The future is rife with opportunities that the School of Rock drummers are eager to explore. Aside from the stage, both have expressed an interest in playing in the pit for a show, as well as doing recording sessions. Melucci got to be part of the official cast album, which was recorded at the famed Avatar Studios in Manhattan with Grammy-winning producer Rob Cavallo. “I really want to continue drumming, maybe be in a band with my friends, and I really want to continue acting,” Dante says.

For Mehrotra, the acting bug isn’t biting as hard. “I don’t mind acting if I’m playing an instrument,” he explains, “but I’m not much of an acting person. I play instruments. I’m taking jazz lessons and learning how to read and write music, so if in the future I wind up in a studio and I’m presented with sheet music, I can do it. The only con doing the show is that our only off day is Thursday, so that’s the only day I get to practice. If I don’t keep practicing, my drumming will go down the drain. If I just keep playing the material I already know over and over again, I don’t get to expand on my skills.”

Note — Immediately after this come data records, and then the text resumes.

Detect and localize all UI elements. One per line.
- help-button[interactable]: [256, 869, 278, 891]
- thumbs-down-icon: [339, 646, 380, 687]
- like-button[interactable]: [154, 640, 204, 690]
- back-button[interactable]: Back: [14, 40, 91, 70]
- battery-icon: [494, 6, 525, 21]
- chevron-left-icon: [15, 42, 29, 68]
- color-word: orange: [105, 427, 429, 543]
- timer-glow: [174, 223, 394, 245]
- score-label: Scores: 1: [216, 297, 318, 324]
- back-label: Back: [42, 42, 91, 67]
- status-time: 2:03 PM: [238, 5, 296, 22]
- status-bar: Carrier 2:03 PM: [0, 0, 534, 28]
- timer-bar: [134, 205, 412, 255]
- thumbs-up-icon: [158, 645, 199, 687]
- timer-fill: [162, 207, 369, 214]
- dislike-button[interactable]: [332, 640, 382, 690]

Melucci and Mehrotra may have differing personalities and priorities, but their level of passion for the performing arts is very much the same. It will be fascinating to watch how their careers progress, and what we might someday learn from their experiences. One takeaway from their stories is already clear, however: A combination of hard work and unrestrained creativity makes for an excellent start to an exciting journey.